A similar conclusion was reached in 2002 by the authors analysing the changes to post-16
education that the Learning and Skills Council had brought about from 2000. They
suggest that “the overall prognosis for the latest attempt to produce a high quality work-
based route is not good" They harbour doubts:
...that institutional restructuring, of itself, will produce fundamental change;
that the failure of earlier re-brandings of work-based training was...an accident,
and that the latest formulation... will somehow be different;[and consider] that
there remains a fundamental ambiguity about the future, role, shape and relative
importance of the work-based route vis-a-vis full-time educational provision.
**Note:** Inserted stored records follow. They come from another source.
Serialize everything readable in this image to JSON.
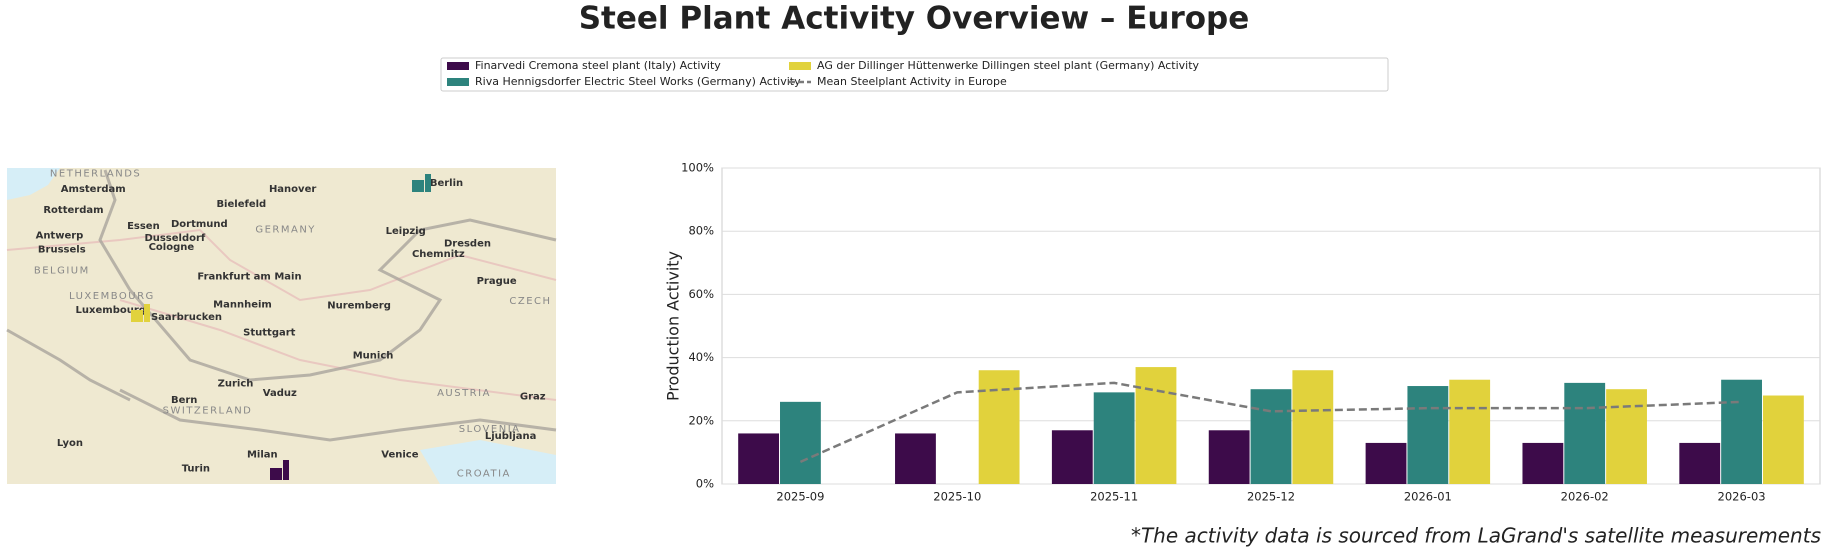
{
  "title": "Steel Plant Activity Overview – Europe",
  "footnote": "*The activity data is sourced from LaGrand's satellite measurements",
  "map": {
    "labels": [
      "NETHERLANDS",
      "Amsterdam",
      "Hanover",
      "Berlin",
      "Rotterdam",
      "Bielefeld",
      "Essen",
      "Dortmund",
      "GERMANY",
      "Antwerp",
      "Dusseldorf",
      "Leipzig",
      "Brussels",
      "Cologne",
      "Dresden",
      "Chemnitz",
      "BELGIUM",
      "Frankfurt am Main",
      "Prague",
      "LUXEMBOURG",
      "Luxembourg",
      "Saarbrucken",
      "Mannheim",
      "Nuremberg",
      "CZECH",
      "Stuttgart",
      "Munich",
      "Zurich",
      "Vaduz",
      "AUSTRIA",
      "Graz",
      "Bern",
      "SWITZERLAND",
      "SLOVENIA",
      "Ljubljana",
      "Lyon",
      "Milan",
      "Venice",
      "Turin",
      "CROATIA"
    ]
  },
  "chart_data": {
    "type": "bar",
    "y_label": "Production Activity",
    "categories": [
      "2025-09",
      "2025-10",
      "2025-11",
      "2025-12",
      "2026-01",
      "2026-02",
      "2026-03"
    ],
    "series": [
      {
        "name": "Finarvedi Cremona steel plant (Italy) Activity",
        "color": "#3d0b4a",
        "values": [
          16,
          16,
          17,
          17,
          13,
          13,
          13
        ]
      },
      {
        "name": "Riva Hennigsdorfer Electric Steel Works (Germany) Activity",
        "color": "#2d837d",
        "values": [
          26,
          null,
          29,
          30,
          31,
          32,
          33
        ]
      },
      {
        "name": "AG der Dillinger Hüttenwerke Dillingen steel plant (Germany) Activity",
        "color": "#e1d23c",
        "values": [
          null,
          36,
          37,
          36,
          33,
          30,
          28
        ]
      },
      {
        "name": "Mean Steelplant Activity in Europe",
        "color": "#7a7a7a",
        "type": "line",
        "linestyle": "dashed",
        "values": [
          7,
          29,
          32,
          23,
          24,
          24,
          26
        ]
      }
    ],
    "ylim": [
      0,
      100
    ],
    "yticks": [
      {
        "value": 0,
        "label": "0%"
      },
      {
        "value": 20,
        "label": "20%"
      },
      {
        "value": 40,
        "label": "40%"
      },
      {
        "value": 60,
        "label": "60%"
      },
      {
        "value": 80,
        "label": "80%"
      },
      {
        "value": 100,
        "label": "100%"
      }
    ],
    "grid": true
  }
}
(Evans, Hodkinson 2002: 207)
Their concerns could well apply to the White Paper on 14-19 education - 14-19
Education and Skills - published in February of 2005. Despite widespread support for the
restructuring recommended in the previous October’s Tomlinson Report, whereby A
Levels and GCSEs would be replaced by an inclusive over-arching diploma to accredit
all attainment, the new Secretary of State for Education, Ruth Kelly, announced that:
GCSEs and A levels are internationally respected. They will be kept as a
cornerstone of 14-19 learning. They will continue to be assessed through rigorous
external examinations....
In achieving these objectives [recognition of and progression routes through
vocational qualifications], we believe that the Working Group on 14-19 Reform's
proposals for specialised Diplomas in vocational areas are right.